One of my as-yet-unmonetized talents, along with a creditable proficiency at armpit music, is the ability to whistle quite loudly and for an insanely long time.
I don’t mean the sort of whistle that requires fingers in the mouth like the wolf whistle issued involuntarily by a retired bricklayer on hearing the clip-clop of heels on the pavement outside. No, I mean the sort of properly tuneful whistle formed only by the pursing of the lips.
“You hum it, I’ll play it,” a skilled musician might say. For me it’s more a matter of “You play it ten years ago, I’ll blow out a loud and shrill cover version when you least expect it.”
I can whistle anything that happens to be lodged in my consciousness at a given moment. Their being inane to begin with, my specialties are television theme tunes and the music from 16-bit computer games from the early ’90s. You should hear my James Pond II: Robocod. But, damn it all, I can handle anything Phillip Glass can throw at me. I can do the entirety of Einstein on the Beach — on the inhale.
I can do all eight tracks of Trane’s Blues through the gap in my front teeth. I can do Robert Fripp, Brian Eno and Scott Walker at such a pitch as to call into service as harmonizers any dogs in the vicinity. In fact, the only artist to whom I seek not to pay tribute is Roger Whittaker.
But I’m not here now to boast about the range of my whistling, merely to remark on the improbable volume of it. I can go loud.
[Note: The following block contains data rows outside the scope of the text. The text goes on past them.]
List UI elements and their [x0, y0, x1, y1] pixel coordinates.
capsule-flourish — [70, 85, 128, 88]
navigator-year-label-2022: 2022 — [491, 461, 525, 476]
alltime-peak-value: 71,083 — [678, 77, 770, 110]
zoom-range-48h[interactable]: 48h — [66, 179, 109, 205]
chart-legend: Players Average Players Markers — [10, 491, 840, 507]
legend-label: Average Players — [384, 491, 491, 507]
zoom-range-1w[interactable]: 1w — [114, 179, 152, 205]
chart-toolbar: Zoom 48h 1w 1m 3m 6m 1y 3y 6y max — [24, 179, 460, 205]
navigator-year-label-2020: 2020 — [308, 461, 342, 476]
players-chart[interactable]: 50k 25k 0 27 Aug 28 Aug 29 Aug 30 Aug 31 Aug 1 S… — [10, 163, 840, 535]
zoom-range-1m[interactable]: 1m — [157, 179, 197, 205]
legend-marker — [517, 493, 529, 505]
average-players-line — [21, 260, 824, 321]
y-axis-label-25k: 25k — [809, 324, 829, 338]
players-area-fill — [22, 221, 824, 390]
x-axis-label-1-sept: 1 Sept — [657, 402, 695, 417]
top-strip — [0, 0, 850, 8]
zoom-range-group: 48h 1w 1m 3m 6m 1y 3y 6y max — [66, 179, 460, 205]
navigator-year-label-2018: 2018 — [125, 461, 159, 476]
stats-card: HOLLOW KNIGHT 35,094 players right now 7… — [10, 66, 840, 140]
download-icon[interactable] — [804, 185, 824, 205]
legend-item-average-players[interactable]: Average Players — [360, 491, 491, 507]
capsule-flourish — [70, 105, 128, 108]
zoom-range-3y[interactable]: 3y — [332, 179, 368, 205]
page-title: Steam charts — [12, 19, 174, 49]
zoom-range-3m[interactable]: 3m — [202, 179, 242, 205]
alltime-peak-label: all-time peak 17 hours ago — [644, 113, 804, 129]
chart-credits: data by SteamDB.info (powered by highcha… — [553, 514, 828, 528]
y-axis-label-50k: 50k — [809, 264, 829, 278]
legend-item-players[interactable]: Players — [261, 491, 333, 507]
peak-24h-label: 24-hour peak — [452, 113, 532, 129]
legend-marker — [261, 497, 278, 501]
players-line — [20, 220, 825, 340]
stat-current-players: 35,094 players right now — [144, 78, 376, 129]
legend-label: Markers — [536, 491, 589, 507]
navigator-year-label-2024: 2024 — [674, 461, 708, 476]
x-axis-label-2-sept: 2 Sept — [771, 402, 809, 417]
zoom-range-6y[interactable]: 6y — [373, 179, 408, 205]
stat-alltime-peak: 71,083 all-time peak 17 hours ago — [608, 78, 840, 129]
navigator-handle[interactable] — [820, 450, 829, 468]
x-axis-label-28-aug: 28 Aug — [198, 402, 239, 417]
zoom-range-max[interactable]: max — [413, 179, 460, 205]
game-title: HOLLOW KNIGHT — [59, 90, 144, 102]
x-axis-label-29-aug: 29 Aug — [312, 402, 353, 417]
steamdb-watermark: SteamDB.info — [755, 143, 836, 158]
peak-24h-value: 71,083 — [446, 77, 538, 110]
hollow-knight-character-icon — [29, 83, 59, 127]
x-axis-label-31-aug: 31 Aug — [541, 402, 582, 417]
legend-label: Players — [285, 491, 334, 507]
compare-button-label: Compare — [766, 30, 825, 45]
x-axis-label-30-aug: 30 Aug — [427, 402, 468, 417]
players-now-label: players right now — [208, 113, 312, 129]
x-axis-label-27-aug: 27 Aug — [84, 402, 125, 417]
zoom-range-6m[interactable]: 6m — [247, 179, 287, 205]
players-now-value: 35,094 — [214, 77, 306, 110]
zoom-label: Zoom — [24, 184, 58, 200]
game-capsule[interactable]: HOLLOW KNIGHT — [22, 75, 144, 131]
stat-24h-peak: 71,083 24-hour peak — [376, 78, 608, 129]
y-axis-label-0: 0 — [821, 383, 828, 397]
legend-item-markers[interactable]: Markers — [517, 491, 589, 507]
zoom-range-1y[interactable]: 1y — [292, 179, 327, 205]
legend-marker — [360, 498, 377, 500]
Today, while washing up some dishes, I found myself whistling the theme from Dallas (a favourite) at a very special volume. It may have also acquired a certain resonance in the metal kitchen sink.
Somehow, Dallas evolved into a particularly horrible circa-2001 Nokia ringtone and I continued to whistle this on an extremely tight loop, in a completely demented way. It was perhaps the most annoying sound I’ve ever made with my face and I was extremely proud of it.
This is what I do behind closed doors when my wife is out, and I can’t help but feel that this information has a place somewhere in the ongoing privacy debate.
Suddenly, there was a fevered banging against the kitchen wall and a man’s voice shouting, “SHUT UP! SHUT UP! SHUT UP!”
It had never occurred to me, despite congratulating myself regularly on the impressive volume, that the neighbours would have been able to hear my demented whistling.
How utterly embarrassing. It’s an unzipped fly, times a million.
As borderline-millennial precariat types, we move house quite a lot, and only now does it occur to me the trail of carnage I’ve must have left in our wake.
David Emily Berkowitz, despite his success as an Andy Kaufman lookalike, was driven to madness by the simple barking of a neighbour’s dog, turning him into the Son of Sam (like how a radioactive spider turned Peter Parker into that other guy).
The “Son of Rob” serial killers I must have created with my up-to-eleven, tight-looped, double-speed renditions of “She’ll Be Comin’ ’round the Mountain” do not bear thinking about. I’ve probably made serial killers who can only kill other killers who also have killed another killer (a double Dexter), so insane are they in their need for revenge upon society.
Why did no one ever bang on the wall before? I’ve been doing this for about twenty years.
I can also do impressions through a whistle to make celebrities sound like Clangers.